Maybe if I referred to statistics, my immediate instinct would be disproved. However, no other NCAA Tournament saw a No. 16 seed upset a No. 1. Only a select few featured a No. 11 seed going on a run to the Final Four. And that opening weekend…

Whether the insanity of this postseason can be quantified, I don’t know. But I do know that 2018 was full of surprises — the last of which being that the best team throughout the season was the last team standing. 

Villanova was not dominant in the classic sense; like, say, 1991 UNLV or 2015 Kentucky, both of which tromped through all comers in the regular season on their way to the Final Four. The Wildcats went undefeated until Dec. 30. However,  aside from wins over Tennessee (before anyone knew how good the Vols were) and Gonzaga, Villanova’s nonconference slate was not especially impressive. 

A midseason stretch, which included an utterly confounding home loss to St. John’s, was enough to prompt at least one dolt to suggest Villanova was not a clear team-to-beat.

The Wildcats found another gear in the final seven weeks of the season, though — getting Eric Paschall and Phil Booth back from injury didn’t hurt, either. 

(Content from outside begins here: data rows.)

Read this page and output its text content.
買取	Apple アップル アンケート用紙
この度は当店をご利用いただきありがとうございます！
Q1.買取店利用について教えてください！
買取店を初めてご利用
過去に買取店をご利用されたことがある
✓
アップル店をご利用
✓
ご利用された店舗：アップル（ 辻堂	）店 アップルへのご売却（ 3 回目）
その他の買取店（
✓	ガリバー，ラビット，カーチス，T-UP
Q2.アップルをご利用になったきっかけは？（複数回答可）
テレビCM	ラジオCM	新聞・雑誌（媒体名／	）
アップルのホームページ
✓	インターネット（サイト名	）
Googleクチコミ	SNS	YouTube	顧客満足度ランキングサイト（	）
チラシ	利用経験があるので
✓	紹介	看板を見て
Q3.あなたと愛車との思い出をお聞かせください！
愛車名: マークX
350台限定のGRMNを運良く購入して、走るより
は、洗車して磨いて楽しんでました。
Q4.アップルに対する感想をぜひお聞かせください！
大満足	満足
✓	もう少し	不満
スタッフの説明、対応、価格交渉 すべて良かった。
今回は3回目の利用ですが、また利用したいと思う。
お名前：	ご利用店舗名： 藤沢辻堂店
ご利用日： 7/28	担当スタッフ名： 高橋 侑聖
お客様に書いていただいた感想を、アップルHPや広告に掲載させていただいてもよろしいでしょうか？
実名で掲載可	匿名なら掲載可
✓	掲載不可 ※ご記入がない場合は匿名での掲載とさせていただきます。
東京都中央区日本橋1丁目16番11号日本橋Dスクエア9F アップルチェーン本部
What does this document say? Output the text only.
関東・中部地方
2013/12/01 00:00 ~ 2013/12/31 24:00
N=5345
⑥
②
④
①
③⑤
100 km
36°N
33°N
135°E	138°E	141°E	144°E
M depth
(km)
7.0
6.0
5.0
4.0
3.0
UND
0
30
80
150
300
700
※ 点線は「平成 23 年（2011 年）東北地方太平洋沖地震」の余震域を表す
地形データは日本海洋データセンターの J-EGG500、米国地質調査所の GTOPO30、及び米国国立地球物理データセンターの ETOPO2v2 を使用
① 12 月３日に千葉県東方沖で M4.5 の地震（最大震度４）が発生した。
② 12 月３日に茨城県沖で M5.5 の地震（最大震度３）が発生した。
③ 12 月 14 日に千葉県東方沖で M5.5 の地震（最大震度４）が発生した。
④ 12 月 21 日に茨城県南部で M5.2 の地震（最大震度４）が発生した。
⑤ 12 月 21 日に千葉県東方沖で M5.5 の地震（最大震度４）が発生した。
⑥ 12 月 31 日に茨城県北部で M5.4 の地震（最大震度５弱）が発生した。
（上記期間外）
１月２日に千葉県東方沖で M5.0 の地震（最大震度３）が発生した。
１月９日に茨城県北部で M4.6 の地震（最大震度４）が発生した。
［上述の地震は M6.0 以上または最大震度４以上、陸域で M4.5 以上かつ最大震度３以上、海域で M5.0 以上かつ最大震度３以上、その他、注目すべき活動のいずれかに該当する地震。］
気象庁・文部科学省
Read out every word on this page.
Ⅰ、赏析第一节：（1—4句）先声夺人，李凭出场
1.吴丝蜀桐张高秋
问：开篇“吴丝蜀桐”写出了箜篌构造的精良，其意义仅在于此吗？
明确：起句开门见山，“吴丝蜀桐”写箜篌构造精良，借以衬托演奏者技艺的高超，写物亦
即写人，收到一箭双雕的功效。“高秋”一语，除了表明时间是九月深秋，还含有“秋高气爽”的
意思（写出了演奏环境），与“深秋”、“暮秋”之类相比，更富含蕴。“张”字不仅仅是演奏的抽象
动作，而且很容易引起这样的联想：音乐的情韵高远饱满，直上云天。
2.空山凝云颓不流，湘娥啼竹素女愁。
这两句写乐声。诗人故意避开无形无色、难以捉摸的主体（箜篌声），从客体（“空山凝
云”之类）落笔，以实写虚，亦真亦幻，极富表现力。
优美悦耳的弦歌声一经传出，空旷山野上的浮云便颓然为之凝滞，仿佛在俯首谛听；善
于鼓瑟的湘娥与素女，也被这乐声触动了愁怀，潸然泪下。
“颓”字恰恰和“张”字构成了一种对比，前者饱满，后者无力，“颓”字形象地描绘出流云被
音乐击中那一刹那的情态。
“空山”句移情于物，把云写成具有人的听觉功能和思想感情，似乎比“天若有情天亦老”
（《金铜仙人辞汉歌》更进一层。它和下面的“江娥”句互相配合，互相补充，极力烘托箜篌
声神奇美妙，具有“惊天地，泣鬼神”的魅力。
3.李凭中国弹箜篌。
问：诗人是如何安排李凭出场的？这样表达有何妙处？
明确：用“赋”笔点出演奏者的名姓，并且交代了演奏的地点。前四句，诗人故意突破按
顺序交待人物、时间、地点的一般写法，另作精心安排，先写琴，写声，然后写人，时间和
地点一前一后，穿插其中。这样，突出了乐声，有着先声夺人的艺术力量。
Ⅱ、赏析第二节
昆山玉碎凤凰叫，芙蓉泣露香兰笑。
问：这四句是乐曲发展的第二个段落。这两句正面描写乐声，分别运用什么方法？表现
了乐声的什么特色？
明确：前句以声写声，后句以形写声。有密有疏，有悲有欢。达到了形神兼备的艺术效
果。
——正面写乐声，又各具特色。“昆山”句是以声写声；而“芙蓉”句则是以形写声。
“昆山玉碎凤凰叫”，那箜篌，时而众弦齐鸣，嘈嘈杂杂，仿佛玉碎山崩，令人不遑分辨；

So Villanova didn’t mow through all competition in the regular season in a fashion comparable to those aforementioned UNLV or Kentucky teams; neither of those squads won national championships. And that in and of itself speaks to the turbulent nature of the NCAA Tournament. 

College basketball’s best team doesn’t always win the national championship. Duke was the No. 3 team overall in the KenPom.com rankings in 2015, for example, but Kentucky was clearly that season’s best team — except for one night in a semifinal matchup with Wisconsin. 

Likewise, Villanova finished 2016 ranked atop the KenPom rankings, as it did this year — but who would argue the first of Jay Wright’s two title teams stacked up with this most recent champion? 

The NBA-influenced, analytical approach Wright adopted with the 2015-16 team remained in 2017-18; so, too, did the defensive intensity and discipline characteristic of Wright’s teams. But never had any Villanova team featured the level of talent seen on this season’s roster. 

National Player of the Year Jalen Brunson arrived at Villanova a rare blue-chip prospect for the program, and lived up to his billing. Both Mikal Bridges and Omari Spellman have the tools necessary to transition to the NBA. Eric Paschall provided an interior presence not often seen at ‘Nova in Wright’s tenure. 

The star of Monday night’s national championship game, Donte DiVincenzo, demonstrated why he’d have been a starter at the vast majority of programs in this past NCAA Tournament. His 31 points guarantee him legendary Final Four status, which beats cracking the starting five. 

Not to worry, though: DiVincenzo will move seamlessly into the starting rotation next season, as Villanova seeks to replicate the winning formula once again. 

The 2018-19 Wildcats won’t enter the season with hype approaching the levels seen the last time VU won the national championship. That team returned Josh Hart and Kris Jenkins in the backcourt, sparking a season full of repeat talk. 

The Wildcats’ second-round loss to Wisconsin a season ago, when Villanova was arguably the best team in the nation for the duration of the regular season, is as much a testament to the difficulty of winning the Tournament as UNLV and Kentucky bowing out in the semifinal in 1991 and 2015. 

The NCAA Tournament distills a season down into one game. Virtually every team in every sport in the history of competition is susceptible to a bad performance at least once. Thus, no one is safe come Tournament time. 

Villanova could have laid an egg in the Dance comparable to its midseason defeat against St. John’s. Not only did the Wildcats avoid such a pitfall, they crushed any hope opponents had of getting just hot enough to be better for 40 minutes. 

With six wins all by 12 points or more, this Villanova team cemented its place among the most dominant in NCAA Tournament history. And that’s quantifiable.